Woodside Petroleum and partners including Royal Dutch Shell and BP scrapped plans to develop the $40bn Browse liquefied natural gas project in Australia after the plunge in oil and gas prices.
Australia’s second-largest oil and gas producer won’t go ahead with the floating LNG development after completing engineering and design work, the Perth-based company announced yesterday. Citing an “extremely challenging” market, Woodside said the Browse venture will prepare a new plan and budget for developing the gas resources off Western Australia.
More than $400bn of proposed energy projects have been delayed since mid-2014 and pushed into 2017 and beyond as oil prices slid about 60% in the past two years, according to consulting firm Wood Mackenzie. The LNG market in particular is facing an oversupply as US exports add to a wave of shipments from Australia.

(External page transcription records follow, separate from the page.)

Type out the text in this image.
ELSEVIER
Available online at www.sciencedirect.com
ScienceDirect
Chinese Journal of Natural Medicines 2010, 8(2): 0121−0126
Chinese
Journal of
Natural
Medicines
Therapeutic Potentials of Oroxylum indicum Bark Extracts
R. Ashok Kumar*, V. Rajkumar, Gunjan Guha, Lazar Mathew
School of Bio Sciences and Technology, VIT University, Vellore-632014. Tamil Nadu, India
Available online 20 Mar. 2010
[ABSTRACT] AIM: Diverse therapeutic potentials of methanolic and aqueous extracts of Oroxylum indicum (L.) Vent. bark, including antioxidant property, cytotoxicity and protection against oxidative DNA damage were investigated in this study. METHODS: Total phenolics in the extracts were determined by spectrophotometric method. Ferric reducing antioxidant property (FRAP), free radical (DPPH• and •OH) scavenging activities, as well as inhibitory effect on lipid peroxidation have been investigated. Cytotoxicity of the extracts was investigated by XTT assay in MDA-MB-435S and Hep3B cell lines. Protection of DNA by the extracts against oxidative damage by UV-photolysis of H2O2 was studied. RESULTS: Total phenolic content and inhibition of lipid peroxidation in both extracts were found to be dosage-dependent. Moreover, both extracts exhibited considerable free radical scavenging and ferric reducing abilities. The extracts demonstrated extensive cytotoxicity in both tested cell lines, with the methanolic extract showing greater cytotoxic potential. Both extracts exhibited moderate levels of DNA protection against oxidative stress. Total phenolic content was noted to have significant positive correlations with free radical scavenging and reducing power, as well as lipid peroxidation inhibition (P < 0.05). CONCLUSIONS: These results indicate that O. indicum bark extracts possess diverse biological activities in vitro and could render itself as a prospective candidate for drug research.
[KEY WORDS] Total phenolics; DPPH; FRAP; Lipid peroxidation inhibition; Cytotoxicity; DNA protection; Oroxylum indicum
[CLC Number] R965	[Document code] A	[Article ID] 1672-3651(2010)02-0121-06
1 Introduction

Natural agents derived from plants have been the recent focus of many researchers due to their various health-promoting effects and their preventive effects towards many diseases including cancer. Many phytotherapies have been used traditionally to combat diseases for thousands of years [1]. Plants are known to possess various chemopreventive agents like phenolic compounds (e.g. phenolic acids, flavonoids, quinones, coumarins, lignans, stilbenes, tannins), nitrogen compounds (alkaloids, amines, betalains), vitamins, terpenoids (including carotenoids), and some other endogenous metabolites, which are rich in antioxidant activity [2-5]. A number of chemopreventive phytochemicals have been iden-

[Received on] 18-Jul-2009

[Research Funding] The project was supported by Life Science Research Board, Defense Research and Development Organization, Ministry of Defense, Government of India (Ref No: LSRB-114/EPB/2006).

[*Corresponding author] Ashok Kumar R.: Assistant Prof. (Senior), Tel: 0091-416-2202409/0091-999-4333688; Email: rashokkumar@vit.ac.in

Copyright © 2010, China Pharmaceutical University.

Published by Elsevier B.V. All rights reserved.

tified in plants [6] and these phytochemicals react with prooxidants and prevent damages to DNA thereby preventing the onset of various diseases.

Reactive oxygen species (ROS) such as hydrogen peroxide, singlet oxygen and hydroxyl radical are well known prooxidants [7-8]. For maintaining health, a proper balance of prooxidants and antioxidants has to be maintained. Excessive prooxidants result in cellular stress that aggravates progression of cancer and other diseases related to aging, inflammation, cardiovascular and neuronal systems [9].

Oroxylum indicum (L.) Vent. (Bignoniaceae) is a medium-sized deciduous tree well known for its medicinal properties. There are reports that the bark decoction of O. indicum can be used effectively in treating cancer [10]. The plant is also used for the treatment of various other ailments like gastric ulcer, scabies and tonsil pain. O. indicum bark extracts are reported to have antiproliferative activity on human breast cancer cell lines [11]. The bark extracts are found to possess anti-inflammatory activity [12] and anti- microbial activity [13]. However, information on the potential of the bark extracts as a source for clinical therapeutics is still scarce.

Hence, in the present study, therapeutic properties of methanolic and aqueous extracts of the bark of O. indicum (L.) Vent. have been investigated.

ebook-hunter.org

“We’ve got a glut of LNG at the moment and a large number of potential projects out there,” Neil Beveridge, a Hong Kong-based analyst at Sanford C Bernstein & Co, said yesterday by phone. “The interesting question for Woodside is, ‘What will they do next?’ This removes an organic growth driver.”  Woodside had intended to make an investment decision on Browse in the second half of 2016, relying on LNG technology to process the gas offshore. The company said last month that the project needed further cost reductions and didn’t have any firm sales. The floating LNG project would have cost 35% less than a previous plan to develop Browse with an onshore plant in Western Australia, Woodside chief executive officer Peter Coleman said in a phone interview. That original project was estimated to cost more than A$80bn ($61bn). “It’s very, very difficult for us to invest in this price environment,” he said.

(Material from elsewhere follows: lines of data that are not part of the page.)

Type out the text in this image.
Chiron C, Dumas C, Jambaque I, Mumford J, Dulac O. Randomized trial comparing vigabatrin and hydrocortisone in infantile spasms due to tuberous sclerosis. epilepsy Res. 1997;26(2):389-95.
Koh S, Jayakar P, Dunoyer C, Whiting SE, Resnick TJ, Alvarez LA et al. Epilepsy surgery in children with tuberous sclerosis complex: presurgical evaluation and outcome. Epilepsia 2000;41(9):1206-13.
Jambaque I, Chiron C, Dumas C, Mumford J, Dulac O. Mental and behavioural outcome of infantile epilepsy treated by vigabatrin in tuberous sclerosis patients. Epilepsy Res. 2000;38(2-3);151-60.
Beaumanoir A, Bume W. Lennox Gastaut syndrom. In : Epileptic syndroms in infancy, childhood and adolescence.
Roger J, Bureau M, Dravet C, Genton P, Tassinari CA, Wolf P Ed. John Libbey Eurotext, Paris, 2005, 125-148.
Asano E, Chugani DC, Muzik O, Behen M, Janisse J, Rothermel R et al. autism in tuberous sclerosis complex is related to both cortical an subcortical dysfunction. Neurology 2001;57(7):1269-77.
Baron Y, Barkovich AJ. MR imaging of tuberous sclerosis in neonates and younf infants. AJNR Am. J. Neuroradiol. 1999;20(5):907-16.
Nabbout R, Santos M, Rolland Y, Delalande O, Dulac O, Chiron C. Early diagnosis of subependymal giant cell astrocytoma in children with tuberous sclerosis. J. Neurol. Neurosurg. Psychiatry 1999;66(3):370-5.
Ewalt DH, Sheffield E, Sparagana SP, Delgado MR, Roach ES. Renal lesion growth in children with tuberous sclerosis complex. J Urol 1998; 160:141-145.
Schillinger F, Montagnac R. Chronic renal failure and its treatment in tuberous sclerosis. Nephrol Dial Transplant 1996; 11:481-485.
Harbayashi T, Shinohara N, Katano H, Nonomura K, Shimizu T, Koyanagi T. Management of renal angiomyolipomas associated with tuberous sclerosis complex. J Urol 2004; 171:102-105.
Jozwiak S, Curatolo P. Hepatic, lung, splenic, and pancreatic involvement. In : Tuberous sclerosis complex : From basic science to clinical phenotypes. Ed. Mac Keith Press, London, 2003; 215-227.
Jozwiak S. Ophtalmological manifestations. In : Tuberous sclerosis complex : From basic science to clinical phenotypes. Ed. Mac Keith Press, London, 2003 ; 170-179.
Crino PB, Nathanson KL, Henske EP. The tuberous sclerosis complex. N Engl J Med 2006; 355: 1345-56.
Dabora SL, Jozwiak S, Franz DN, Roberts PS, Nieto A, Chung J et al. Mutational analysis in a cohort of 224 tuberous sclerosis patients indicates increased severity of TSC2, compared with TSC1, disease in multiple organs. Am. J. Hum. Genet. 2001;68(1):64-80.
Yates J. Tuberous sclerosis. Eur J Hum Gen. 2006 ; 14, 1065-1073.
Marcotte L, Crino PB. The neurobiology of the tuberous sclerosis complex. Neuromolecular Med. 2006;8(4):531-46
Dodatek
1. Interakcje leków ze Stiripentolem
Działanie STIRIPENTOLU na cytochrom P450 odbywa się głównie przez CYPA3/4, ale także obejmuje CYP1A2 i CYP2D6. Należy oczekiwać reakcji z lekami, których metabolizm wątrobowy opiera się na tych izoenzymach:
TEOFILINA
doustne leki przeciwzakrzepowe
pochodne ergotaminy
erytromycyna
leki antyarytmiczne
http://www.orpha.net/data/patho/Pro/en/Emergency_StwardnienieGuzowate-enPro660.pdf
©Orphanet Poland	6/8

The move by Woodside raises questions about the viability of other large LNG projects waiting to be developed, including ventures in Canada and Mozambique and floating LNG proposals in particular, Beveridge wrote in a report.
Mark Wiseman, a Sydney-based analyst at Goldman Sachs Group, wrote in a report last month that at current oil prices Browse was “highly unlikely” to make significant progress towards approval. Shares in the company dropped 0.9% to close at A$27.13 in Sydney, taking their decline this year to 5.5%.